6183 sayılı Amme Alacaklarının Tahsil Usulü Hakkında Kanun'un "Kanundaki terimler" başlıklı 3. maddesinde, tahsil edilemeyen amme alacağı teriminin, amme borçlusunun bu Kanun hükümlerine göre yapılan mal varlığı araştırması sonucunda haczi kabil herhangi bir mal varlığının bulunmaması, haczedilen mal varlığının satılarak paraya çevrilmesine rağmen satış bedelinin amme alacağını karşılamaması gibi nedenlerle tahsil edilemeyen amme alacaklarını; tahsil edilemeyeceği anlaşılan amme alacağı teriminin, amme borçlusunun haczedilen mal varlığına bu Kanun hükümlerine göre biçilen değerlerin amme alacağını karşılayamayacağının veya hakkında iflas kararı verilen amme borçlusundan aranılan amme alacağının iflas masasından tahsil edilemeyeceğinin anlaşılması gibi nedenlerle tahsil dairelerince yürütülen takip muamelelerinin herhangi bir aşamasında amme borçlusundan tahsil edilemeyeceği ortaya çıkan amme alacaklarını ifade ettiği belirtilmiştir.

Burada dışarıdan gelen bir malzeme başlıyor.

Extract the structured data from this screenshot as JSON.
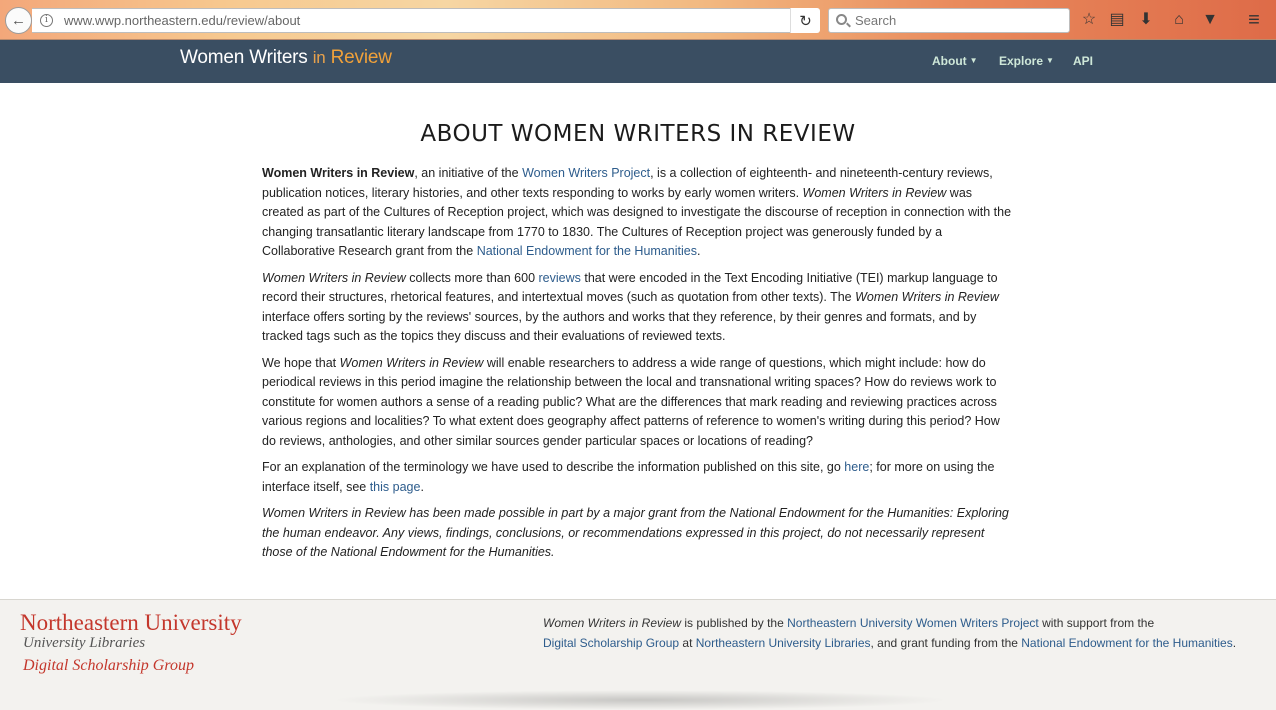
{
  "browser": {
    "url": "www.wwp.northeastern.edu/review/about",
    "search_placeholder": "Search"
  },
  "nav": {
    "brand_main": "Women Writers",
    "brand_in": "in",
    "brand_review": "Review",
    "items": [
      {
        "label": "About"
      },
      {
        "label": "Explore"
      },
      {
        "label": "API"
      }
    ]
  },
  "main": {
    "title": "ABOUT WOMEN WRITERS IN REVIEW",
    "p1": {
      "b1": "Women Writers in Review",
      "t1": ", an initiative of the ",
      "link1": "Women Writers Project",
      "t2": ", is a collection of eighteenth- and nineteenth-century reviews, publication notices, literary histories, and other texts responding to works by early women writers. ",
      "i1": "Women Writers in Review",
      "t3": " was created as part of the Cultures of Reception project, which was designed to investigate the discourse of reception in connection with the changing transatlantic literary landscape from 1770 to 1830. The Cultures of Reception project was generously funded by a Collaborative Research grant from the ",
      "link2": "National Endowment for the Humanities",
      "t4": "."
    },
    "p2": {
      "i1": "Women Writers in Review",
      "t1": " collects more than 600 ",
      "link1": "reviews",
      "t2": " that were encoded in the Text Encoding Initiative (TEI) markup language to record their structures, rhetorical features, and intertextual moves (such as quotation from other texts). The ",
      "i2": "Women Writers in Review",
      "t3": " interface offers sorting by the reviews' sources, by the authors and works that they reference, by their genres and formats, and by tracked tags such as the topics they discuss and their evaluations of reviewed texts."
    },
    "p3": {
      "t1": "We hope that ",
      "i1": "Women Writers in Review",
      "t2": " will enable researchers to address a wide range of questions, which might include: how do periodical reviews in this period imagine the relationship between the local and transnational writing spaces? How do reviews work to constitute for women authors a sense of a reading public? What are the differences that mark reading and reviewing practices across various regions and localities? To what extent does geography affect patterns of reference to women's writing during this period? How do reviews, anthologies, and other similar sources gender particular spaces or locations of reading?"
    },
    "p4": {
      "t1": "For an explanation of the terminology we have used to describe the information published on this site, go ",
      "link1": "here",
      "t2": "; for more on using the interface itself, see ",
      "link2": "this page",
      "t3": "."
    },
    "p5": "Women Writers in Review has been made possible in part by a major grant from the National Endowment for the Humanities: Exploring the human endeavor. Any views, findings, conclusions, or recommendations expressed in this project, do not necessarily represent those of the National Endowment for the Humanities."
  },
  "footer": {
    "nu_name": "Northeastern University",
    "nu_libs": "University Libraries",
    "nu_dsg": "Digital Scholarship Group",
    "i1": "Women Writers in Review",
    "t1": " is published by the ",
    "link1": "Northeastern University Women Writers Project",
    "t2": " with support from the ",
    "link2": "Digital Scholarship Group",
    "t3": " at ",
    "link3": "Northeastern University Libraries",
    "t4": ", and grant funding from the ",
    "link4": "National Endowment for the Humanities",
    "t5": "."
  },
  "colors": {
    "nav_bg": "#3a4e62",
    "brand_accent": "#f0a13a",
    "link": "#2d5c8c",
    "nu_red": "#c4372c"
  },
  "icons": [
    "back-arrow-icon",
    "info-icon",
    "reload-icon",
    "search-icon",
    "bookmark-star-icon",
    "reading-list-icon",
    "download-icon",
    "home-icon",
    "pocket-icon",
    "menu-icon"
  ]
}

6183 sayılı Amme Alacaklarının Tahsil Usulü Hakkında Kanun'un "Limited şirketlerin amme borçları" başlıklı 35. maddesinde, limited şirket ortaklarının, şirketten tamamen ve kısmen tahsil edilemeyen veya tahsil edilemeyeceği anlaşılan amme alacağından sermaye hisseleri oranında doğrudan doğruya sorumlu olacakları ve bu Kanun hükümleri gereğince takibe tabi tutulacakları hükmüne yer verilmiştir.
Buna göre, asıl borçlu şirket adına yapılan takip neticesi malvarlığı araştırması yapılarak menkul ve gayrimenkul mal varlığının olmadığı, amme alacağının şirketten tahsil edilemeyeceği anlaşılmakla limited şirket ortağı olan davacı adına düzenlenen ödeme emrinde hukuka aykırılık bulunmamaktadır.
Açıklanan nedenlerle, temyiz isteminin kabul edilerek bölge idare mahkemesi vergi dava dairesi kararının bozulması gerektiği oyu ile karara katılmıyorum.